Reading time: 2 mins

It was my first visit to the Old Fruitmarket venue in Glasgow last night, to listen to ‘that woman who had several songs on the soundtrack of Magnolia’, Aimee Mann.

I can’t quite remember how I discovered her, but it was only recently that I purchased her previous album Bachelor No.2 and, quite liking it, I soon found I was a bit late to this party. She won’t tick the boxes for everyone and if I’m honest I’m surprised I like her enough to go and see her live.

Still, she has a way with lyrics that I like and a knack similar to Guy Garvey for capturing gorgeous imagery even if she is overly preoccupied with the freaks and failures of life. She does have a great ear for a tune and last night she picked several songs from her new album which does feel a little more upbeat than previous offerings.

The Old Fruitmarket is a small venue so the night had a nicely intimate feel to it, although it probably helped that I was four rows from the front. Aimee has a nice laidback on-stage persona which lends itself to a low key gig that felt well paced and never rushed. I admit I was expecting things to be a little ‘rockier’ than they were but it was far from a disappointment.

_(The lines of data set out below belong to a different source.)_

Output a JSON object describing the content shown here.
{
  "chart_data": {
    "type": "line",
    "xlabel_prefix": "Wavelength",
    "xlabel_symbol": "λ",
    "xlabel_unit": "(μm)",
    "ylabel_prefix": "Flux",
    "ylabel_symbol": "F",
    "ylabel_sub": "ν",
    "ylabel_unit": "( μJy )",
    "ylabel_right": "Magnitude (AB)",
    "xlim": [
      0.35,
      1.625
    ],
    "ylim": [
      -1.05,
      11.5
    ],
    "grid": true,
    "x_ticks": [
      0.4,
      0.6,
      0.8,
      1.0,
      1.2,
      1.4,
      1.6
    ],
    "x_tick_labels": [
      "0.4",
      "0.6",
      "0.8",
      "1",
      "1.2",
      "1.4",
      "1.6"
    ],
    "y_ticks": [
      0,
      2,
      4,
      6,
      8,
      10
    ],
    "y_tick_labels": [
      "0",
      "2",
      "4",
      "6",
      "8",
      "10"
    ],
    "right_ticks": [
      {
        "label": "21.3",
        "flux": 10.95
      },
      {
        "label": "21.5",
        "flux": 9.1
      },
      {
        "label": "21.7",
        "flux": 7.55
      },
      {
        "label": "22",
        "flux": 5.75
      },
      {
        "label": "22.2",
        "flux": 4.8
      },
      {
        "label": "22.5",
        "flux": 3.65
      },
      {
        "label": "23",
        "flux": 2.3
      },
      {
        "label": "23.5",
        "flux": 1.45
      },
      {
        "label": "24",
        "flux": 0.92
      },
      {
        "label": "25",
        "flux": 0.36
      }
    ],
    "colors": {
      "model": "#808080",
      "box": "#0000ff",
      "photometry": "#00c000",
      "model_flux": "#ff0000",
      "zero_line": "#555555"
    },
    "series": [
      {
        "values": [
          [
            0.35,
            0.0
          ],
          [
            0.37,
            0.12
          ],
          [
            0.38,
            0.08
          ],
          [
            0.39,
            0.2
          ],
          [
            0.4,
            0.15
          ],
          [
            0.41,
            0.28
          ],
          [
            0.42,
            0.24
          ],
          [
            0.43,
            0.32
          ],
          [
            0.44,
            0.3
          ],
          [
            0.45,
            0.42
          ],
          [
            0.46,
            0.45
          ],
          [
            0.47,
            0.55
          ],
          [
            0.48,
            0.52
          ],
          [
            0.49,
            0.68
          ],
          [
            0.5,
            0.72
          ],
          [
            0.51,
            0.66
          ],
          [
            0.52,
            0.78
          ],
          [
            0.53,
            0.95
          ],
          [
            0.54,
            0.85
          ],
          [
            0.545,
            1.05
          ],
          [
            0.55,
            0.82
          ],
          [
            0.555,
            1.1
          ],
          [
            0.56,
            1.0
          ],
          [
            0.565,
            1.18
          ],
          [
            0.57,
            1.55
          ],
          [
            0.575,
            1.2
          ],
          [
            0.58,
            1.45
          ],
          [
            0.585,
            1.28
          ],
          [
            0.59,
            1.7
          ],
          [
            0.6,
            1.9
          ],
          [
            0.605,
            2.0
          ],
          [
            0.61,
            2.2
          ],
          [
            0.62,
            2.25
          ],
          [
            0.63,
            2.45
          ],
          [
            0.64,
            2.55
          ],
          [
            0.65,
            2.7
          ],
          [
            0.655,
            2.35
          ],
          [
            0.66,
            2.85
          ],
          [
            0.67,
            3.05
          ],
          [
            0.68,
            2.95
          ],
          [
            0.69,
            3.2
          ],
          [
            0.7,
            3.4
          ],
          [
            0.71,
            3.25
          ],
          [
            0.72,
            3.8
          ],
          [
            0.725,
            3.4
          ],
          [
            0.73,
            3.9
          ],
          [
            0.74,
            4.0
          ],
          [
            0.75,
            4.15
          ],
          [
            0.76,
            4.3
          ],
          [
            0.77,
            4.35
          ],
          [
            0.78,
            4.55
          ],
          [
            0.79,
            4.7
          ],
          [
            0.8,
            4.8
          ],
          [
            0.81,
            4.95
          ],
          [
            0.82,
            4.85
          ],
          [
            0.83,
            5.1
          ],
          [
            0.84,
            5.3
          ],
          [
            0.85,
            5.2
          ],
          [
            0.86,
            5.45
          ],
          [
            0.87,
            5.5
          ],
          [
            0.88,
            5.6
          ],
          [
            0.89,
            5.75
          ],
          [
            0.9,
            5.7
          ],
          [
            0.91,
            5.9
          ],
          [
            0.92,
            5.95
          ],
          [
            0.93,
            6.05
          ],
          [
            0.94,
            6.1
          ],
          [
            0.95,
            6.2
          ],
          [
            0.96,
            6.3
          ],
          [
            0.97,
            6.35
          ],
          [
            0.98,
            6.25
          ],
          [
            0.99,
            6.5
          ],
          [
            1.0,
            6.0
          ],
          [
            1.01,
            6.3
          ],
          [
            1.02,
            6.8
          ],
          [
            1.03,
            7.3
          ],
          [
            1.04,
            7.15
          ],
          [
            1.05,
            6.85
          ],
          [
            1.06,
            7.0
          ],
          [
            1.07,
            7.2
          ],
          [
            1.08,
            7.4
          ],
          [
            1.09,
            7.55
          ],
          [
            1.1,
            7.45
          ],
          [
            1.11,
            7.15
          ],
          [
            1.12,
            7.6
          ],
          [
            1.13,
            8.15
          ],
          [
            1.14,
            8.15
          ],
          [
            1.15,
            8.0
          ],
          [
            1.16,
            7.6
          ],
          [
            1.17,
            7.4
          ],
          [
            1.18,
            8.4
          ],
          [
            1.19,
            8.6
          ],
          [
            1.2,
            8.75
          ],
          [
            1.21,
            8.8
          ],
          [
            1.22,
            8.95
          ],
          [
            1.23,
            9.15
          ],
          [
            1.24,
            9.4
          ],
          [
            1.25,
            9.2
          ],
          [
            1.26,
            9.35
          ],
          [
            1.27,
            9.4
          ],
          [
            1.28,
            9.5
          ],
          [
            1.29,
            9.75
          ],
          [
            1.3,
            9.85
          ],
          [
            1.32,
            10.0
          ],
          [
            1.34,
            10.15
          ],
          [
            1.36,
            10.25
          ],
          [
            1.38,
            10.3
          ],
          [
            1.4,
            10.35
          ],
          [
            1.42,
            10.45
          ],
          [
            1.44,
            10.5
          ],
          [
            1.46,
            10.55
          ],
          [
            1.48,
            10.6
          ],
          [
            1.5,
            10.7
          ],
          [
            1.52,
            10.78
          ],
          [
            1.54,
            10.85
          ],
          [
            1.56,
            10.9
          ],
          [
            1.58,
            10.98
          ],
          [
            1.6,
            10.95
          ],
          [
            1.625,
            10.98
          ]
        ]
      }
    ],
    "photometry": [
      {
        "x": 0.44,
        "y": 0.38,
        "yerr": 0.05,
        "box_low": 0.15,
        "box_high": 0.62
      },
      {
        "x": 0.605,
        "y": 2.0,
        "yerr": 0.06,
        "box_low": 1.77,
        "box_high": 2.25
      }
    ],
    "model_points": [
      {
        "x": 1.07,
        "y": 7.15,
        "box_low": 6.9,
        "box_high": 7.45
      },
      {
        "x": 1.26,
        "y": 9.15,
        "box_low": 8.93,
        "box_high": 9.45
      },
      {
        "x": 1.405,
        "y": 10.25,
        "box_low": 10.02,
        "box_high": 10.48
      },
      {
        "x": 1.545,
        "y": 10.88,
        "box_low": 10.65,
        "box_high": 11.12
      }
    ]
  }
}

Halfway through the main set, she asked for requests and considering how they stumbled through “Dear John” (it took a member of the audience to remind her of the opening line) it was certainly a genuine performance. Supported by a very slick band it was a surprise when they reached the end of their main set, time flies and all that.

Back out for four songs, all requests and then off to politely raucous applause (everyone stayed seated), it was an intimate if somewhat removed show. Highlights included the requested singing of one of my favourite songs, 4th of July, and a solo acoustic version Red Vines which was mesmerising and hauntingly gorgeous.